Strange behavior of batch size and batchnorm

hey team,

im working on a medical segmentation and the results look rather promising with dice scores of +96%. while tweaking the architecture i noticed 2 strange behaviors. reducing the batch size from 32 to 16 plummets the score to 92,5%. i havent seen something like this before and dont quite understand why it does this. any ideas? i have to turn back the batch size because of my ram limitation when adding batchnorm.
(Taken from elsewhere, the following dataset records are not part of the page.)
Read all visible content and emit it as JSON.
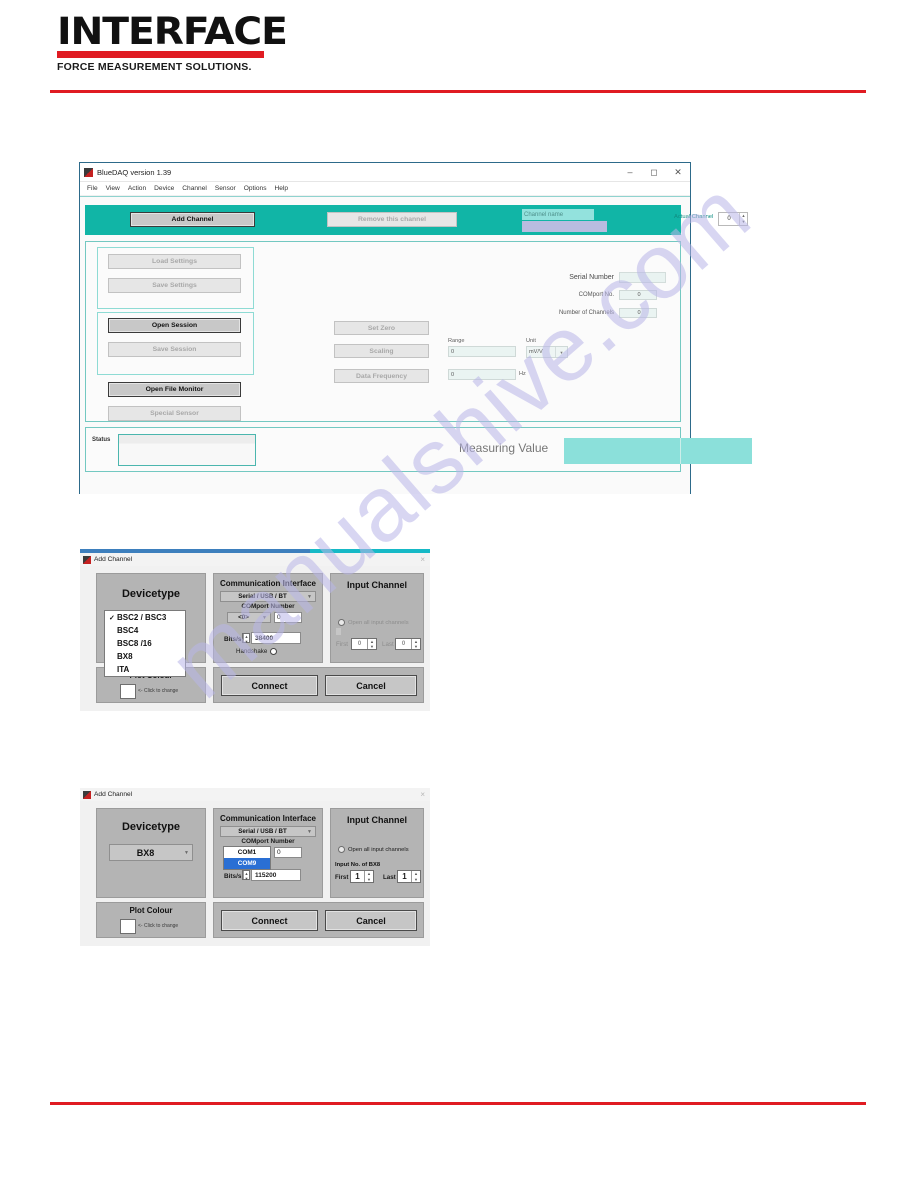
{
  "header": {
    "logo_word": "INTERFACE",
    "logo_tagline": "FORCE MEASUREMENT SOLUTIONS."
  },
  "watermark": {
    "text": "manualshive.com"
  },
  "main_window": {
    "title": "BlueDAQ version 1.39",
    "window_controls": {
      "minimize": "–",
      "maximize": "❐",
      "close": "✕"
    },
    "menu": [
      "File",
      "View",
      "Action",
      "Device",
      "Channel",
      "Sensor",
      "Options",
      "Help"
    ],
    "toolbar": {
      "add_channel": "Add Channel",
      "remove_channel": "Remove this channel",
      "channel_name_label": "Channel name",
      "channel_name_value": "",
      "actual_channel_label": "Actual Channel",
      "actual_channel_value": "0"
    },
    "left_buttons": {
      "load_settings": "Load Settings",
      "save_settings": "Save Settings",
      "open_session": "Open Session",
      "save_session": "Save Session",
      "open_file_monitor": "Open File Monitor",
      "special_sensor": "Special Sensor"
    },
    "center_buttons": {
      "set_zero": "Set Zero",
      "scaling": "Scaling",
      "data_frequency": "Data Frequency"
    },
    "fields": {
      "range_label": "Range",
      "range_value": "0",
      "unit_label": "Unit",
      "unit_value": "mV/V",
      "data_frequency_value": "0",
      "hz_label": "Hz",
      "serial_number_label": "Serial Number",
      "serial_number_value": "",
      "comport_label": "COMport No.",
      "comport_value": "0",
      "number_of_channels_label": "Number of Channels",
      "number_of_channels_value": "0"
    },
    "status": {
      "status_label": "Status",
      "status_value": "",
      "measuring_value_label": "Measuring Value",
      "measuring_value": ""
    }
  },
  "dialog1": {
    "title": "Add Channel",
    "close": "×",
    "devicetype": {
      "title": "Devicetype",
      "options": [
        "BSC2 / BSC3",
        "BSC4",
        "BSC8 /16",
        "BX8",
        "ITA"
      ],
      "selected": "BSC2 / BSC3",
      "check_glyph": "✓"
    },
    "comm": {
      "title": "Communication Interface",
      "interface_value": "Serial / USB / BT",
      "comport_label": "COMport Number",
      "comport_combo": "<0>",
      "comport_value": "0",
      "bits_label": "Bits/s",
      "bits_value": "38400",
      "handshake_label": "Handshake"
    },
    "input": {
      "title": "Input Channel",
      "open_all_label": "Open all input channels",
      "first_label": "First",
      "first_value": "0",
      "last_label": "Last",
      "last_value": "0"
    },
    "plot": {
      "title": "Plot Colour",
      "hint": "<- Click to change",
      "colour": "#ffffff"
    },
    "connect": "Connect",
    "cancel": "Cancel"
  },
  "dialog2": {
    "title": "Add Channel",
    "close": "×",
    "devicetype": {
      "title": "Devicetype",
      "selected": "BX8"
    },
    "comm": {
      "title": "Communication Interface",
      "interface_value": "Serial / USB / BT",
      "comport_label": "COMport Number",
      "comport_list": [
        "COM1",
        "COM9"
      ],
      "comport_selected": "COM9",
      "comport_value": "0",
      "bits_label": "Bits/s",
      "bits_value": "115200"
    },
    "input": {
      "title": "Input Channel",
      "open_all_label": "Open all input channels",
      "input_no_label": "Input No. of BX8",
      "first_label": "First",
      "first_value": "1",
      "last_label": "Last",
      "last_value": "1"
    },
    "plot": {
      "title": "Plot Colour",
      "hint": "<- Click to change",
      "colour": "#ffffff"
    },
    "connect": "Connect",
    "cancel": "Cancel"
  },
  "colors": {
    "brand_red": "#e01b22",
    "teal": "#11b5a6",
    "measure_teal": "#8be0da",
    "select_blue": "#2a6fd4"
  }
}
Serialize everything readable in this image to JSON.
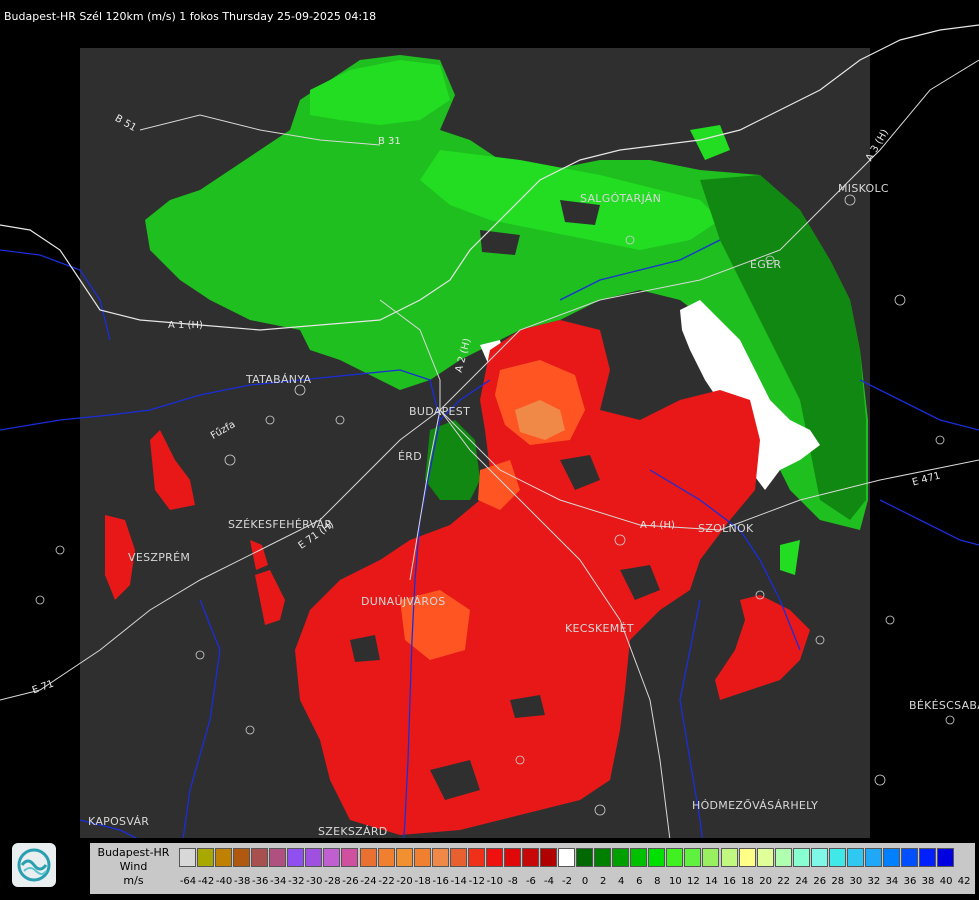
{
  "title": "Budapest-HR Szél 120km (m/s) 1 fokos Thursday 25-09-2025 04:18",
  "cities": [
    {
      "name": "SALGÓTARJÁN",
      "id": "salgotarjan"
    },
    {
      "name": "MISKOLC",
      "id": "miskolc"
    },
    {
      "name": "EGER",
      "id": "eger"
    },
    {
      "name": "TATABÁNYA",
      "id": "tatabanya"
    },
    {
      "name": "BUDAPEST",
      "id": "budapest"
    },
    {
      "name": "ÉRD",
      "id": "erd"
    },
    {
      "name": "SZÉKESFEHÉRVÁR",
      "id": "szekesfehervar"
    },
    {
      "name": "VESZPRÉM",
      "id": "veszprem"
    },
    {
      "name": "DUNAÚJVÁROS",
      "id": "dunaujvaros"
    },
    {
      "name": "KECSKEMÉT",
      "id": "kecskemet"
    },
    {
      "name": "SZOLNOK",
      "id": "szolnok"
    },
    {
      "name": "BÉKÉSCSABA",
      "id": "bekescsaba"
    },
    {
      "name": "HÓDMEZŐVÁSÁRHELY",
      "id": "hodmezovasarhely"
    },
    {
      "name": "KAPOSVÁR",
      "id": "kaposvar"
    },
    {
      "name": "SZEKSZÁRD",
      "id": "szekszard"
    }
  ],
  "roads": [
    "B 51",
    "B 31",
    "A 3 (H)",
    "A 1 (H)",
    "A 2 (H)",
    "A 4 (H)",
    "E 71 (H)",
    "E 471",
    "E 71",
    "Fűzfa"
  ],
  "legend": {
    "station": "Budapest-HR",
    "quantity": "Wind",
    "unit": "m/s",
    "ticks": [
      "-64",
      "-42",
      "-40",
      "-38",
      "-36",
      "-34",
      "-32",
      "-30",
      "-28",
      "-26",
      "-24",
      "-22",
      "-20",
      "-18",
      "-16",
      "-14",
      "-12",
      "-10",
      "-8",
      "-6",
      "-4",
      "-2",
      "0",
      "2",
      "4",
      "6",
      "8",
      "10",
      "12",
      "14",
      "16",
      "18",
      "20",
      "22",
      "24",
      "26",
      "28",
      "30",
      "32",
      "34",
      "36",
      "38",
      "40",
      "42"
    ],
    "colors": [
      "#d8d8d8",
      "#a8a800",
      "#c08000",
      "#b05810",
      "#a85050",
      "#b05080",
      "#9050f0",
      "#a050e0",
      "#c060d0",
      "#d050a0",
      "#e87030",
      "#f08030",
      "#f09030",
      "#f08030",
      "#f08848",
      "#e86030",
      "#f03018",
      "#f01010",
      "#e00808",
      "#c80808",
      "#b00000",
      "#ffffff",
      "#006800",
      "#008000",
      "#00a000",
      "#00c000",
      "#00e000",
      "#40f020",
      "#60f040",
      "#98f060",
      "#c0f880",
      "#ffff88",
      "#e0ff98",
      "#b0ffb0",
      "#88ffd0",
      "#80f8e8",
      "#40e8e8",
      "#30c8f0",
      "#20a8f8",
      "#0080ff",
      "#0050ff",
      "#0020ff",
      "#0000e0"
    ]
  }
}
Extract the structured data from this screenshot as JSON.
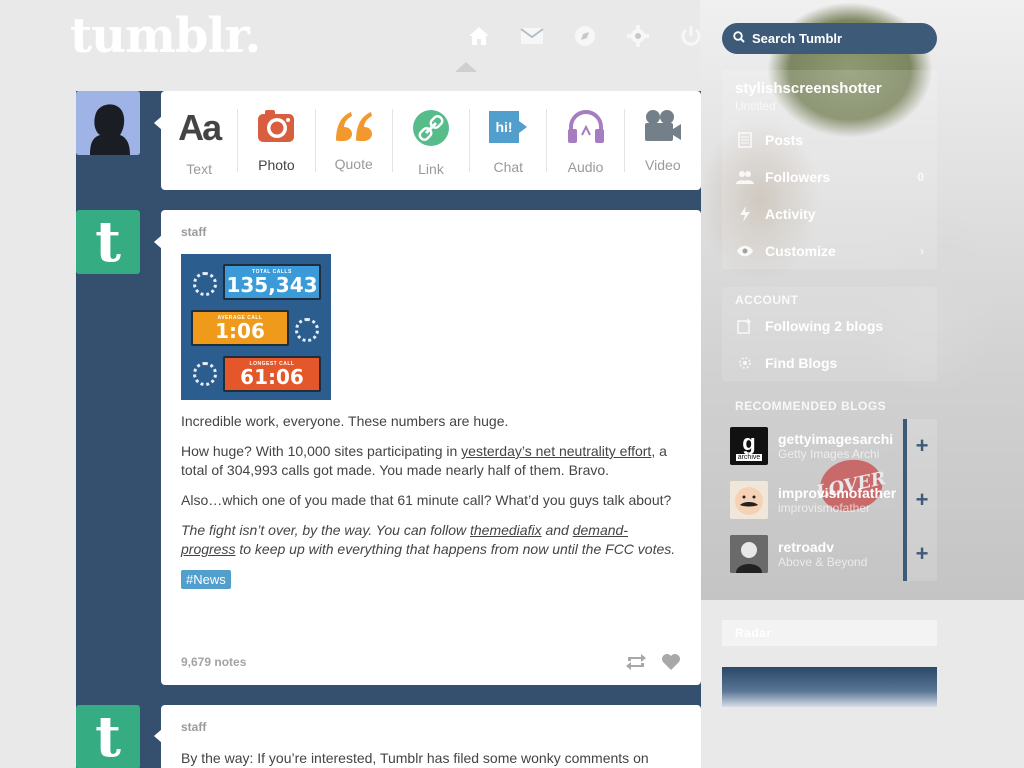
{
  "app": {
    "logo_text": "tumblr."
  },
  "header": {
    "nav": [
      {
        "name": "home-icon",
        "active": true
      },
      {
        "name": "mail-icon",
        "active": false
      },
      {
        "name": "compass-icon",
        "active": false
      },
      {
        "name": "gear-icon",
        "active": false
      },
      {
        "name": "power-icon",
        "active": false
      }
    ],
    "search": {
      "placeholder": "Search Tumblr"
    }
  },
  "post_box": {
    "types": [
      {
        "key": "text",
        "label": "Text",
        "color": "#444444"
      },
      {
        "key": "photo",
        "label": "Photo",
        "color": "#d95e40"
      },
      {
        "key": "quote",
        "label": "Quote",
        "color": "#f2992e"
      },
      {
        "key": "link",
        "label": "Link",
        "color": "#56bc8a"
      },
      {
        "key": "chat",
        "label": "Chat",
        "color": "#529ecc"
      },
      {
        "key": "audio",
        "label": "Audio",
        "color": "#a77dc2"
      },
      {
        "key": "video",
        "label": "Video",
        "color": "#748089"
      }
    ]
  },
  "posts": [
    {
      "author": "staff",
      "image": {
        "total_label": "TOTAL CALLS",
        "total": "135,343",
        "avg_label": "AVERAGE CALL",
        "avg": "1:06",
        "longest_label": "LONGEST CALL",
        "longest": "61:06"
      },
      "p1": "Incredible work, everyone. These numbers are huge.",
      "p2_before": "How huge? With 10,000 sites participating in ",
      "p2_link": "yesterday’s net neutrality effort",
      "p2_after": ", a total of 304,993 calls got made. You made nearly half of them. Bravo.",
      "p3": "Also…which one of you made that 61 minute call? What’d you guys talk about?",
      "p4_before": "The fight isn’t over, by the way. You can follow ",
      "p4_link1": "themediafix",
      "p4_mid": " and ",
      "p4_link2": "demand-progress",
      "p4_after": " to keep up with everything that happens from now until the FCC votes.",
      "tag": "#News",
      "notes": "9,679 notes"
    },
    {
      "author": "staff",
      "p1": "By the way: If you’re interested, Tumblr has filed some wonky comments on"
    }
  ],
  "sidebar": {
    "blog": {
      "name": "stylishscreenshotter",
      "subtitle": "Untitled"
    },
    "items": [
      {
        "icon": "posts-icon",
        "label": "Posts",
        "count": ""
      },
      {
        "icon": "followers-icon",
        "label": "Followers",
        "count": "0"
      },
      {
        "icon": "activity-icon",
        "label": "Activity",
        "count": ""
      },
      {
        "icon": "eye-icon",
        "label": "Customize",
        "count": ""
      }
    ],
    "account_title": "Account",
    "account_items": [
      {
        "icon": "following-icon",
        "label": "Following 2 blogs"
      },
      {
        "icon": "find-blogs-icon",
        "label": "Find Blogs"
      }
    ],
    "recommended_title": "Recommended Blogs",
    "recommended": [
      {
        "name": "gettyimagesarchi",
        "subtitle": "Getty Images Archi",
        "avatar_text": "g",
        "avatar_sub": "archive",
        "avatar_color": "#111111"
      },
      {
        "name": "improvismofather",
        "subtitle": "improvismofather",
        "avatar_text": "",
        "avatar_sub": "",
        "avatar_color": "#f1e6da"
      },
      {
        "name": "retroadv",
        "subtitle": "Above & Beyond",
        "avatar_text": "",
        "avatar_sub": "",
        "avatar_color": "#555555"
      }
    ],
    "radar_title": "Radar"
  }
}
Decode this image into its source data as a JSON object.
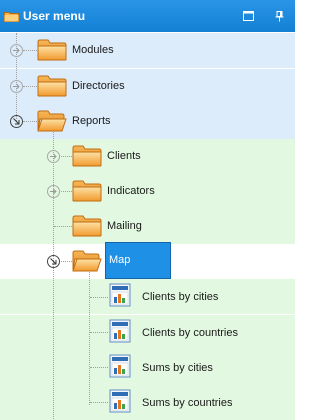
{
  "header": {
    "title": "User menu",
    "icons": {
      "title": "folder-icon",
      "restore": "window-restore-icon",
      "pin": "pin-icon"
    }
  },
  "tree": {
    "items": [
      {
        "label": "Modules",
        "level": 0,
        "kind": "folder",
        "state": "collapsed"
      },
      {
        "label": "Directories",
        "level": 0,
        "kind": "folder",
        "state": "collapsed"
      },
      {
        "label": "Reports",
        "level": 0,
        "kind": "folder",
        "state": "expanded"
      },
      {
        "label": "Clients",
        "level": 1,
        "kind": "folder",
        "state": "collapsed"
      },
      {
        "label": "Indicators",
        "level": 1,
        "kind": "folder",
        "state": "collapsed"
      },
      {
        "label": "Mailing",
        "level": 1,
        "kind": "folder",
        "state": "none"
      },
      {
        "label": "Map",
        "level": 1,
        "kind": "folder",
        "state": "expanded",
        "selected": true
      },
      {
        "label": "Clients by cities",
        "level": 2,
        "kind": "report"
      },
      {
        "label": "Clients by countries",
        "level": 2,
        "kind": "report"
      },
      {
        "label": "Sums by cities",
        "level": 2,
        "kind": "report"
      },
      {
        "label": "Sums by countries",
        "level": 2,
        "kind": "report"
      }
    ]
  },
  "colors": {
    "header": "#1a88dd",
    "row_blue": "#dcecfb",
    "row_green": "#e3f8e1",
    "selection": "#1e90e6",
    "folder": "#f5a623"
  }
}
the second strange thing is that batchnorm does improve things a little bit, but it also starts to overfit in a much heavier way from the start.

No BN:
Epoch 1/100
1916/1916 [==============================] - 45s - loss: -0.6758 - val_loss: -0.7485
Epoch 2/100
1916/1916 [==============================] - 43s - loss: -0.8538 - val_loss: -0.7376
Epoch 3/100
1916/1916 [==============================] - 43s - loss: -0.8777 - val_loss: -0.8587

BN:
Epoch 1/100
1916/1916 [==============================] - 69s - loss: -0.8081 - val_loss: -0.5754
Epoch 2/100
1916/1916 [==============================] - 67s - loss: -0.9111 - val_loss: -0.3100
Epoch 3/100
1916/1916 [==============================] - 67s - loss: -0.9315 - val_loss: -0.6321

So yes, with BN it trains faster, but it also overfits magnitudes higher. in the end BN gives better results, but the intial epochs make we wonder if something else is going on.

I’m using the latest version of Keras on TF backend and the architecture is a variant of u-net. oh and the dice loss approaches -1 as the best possible score.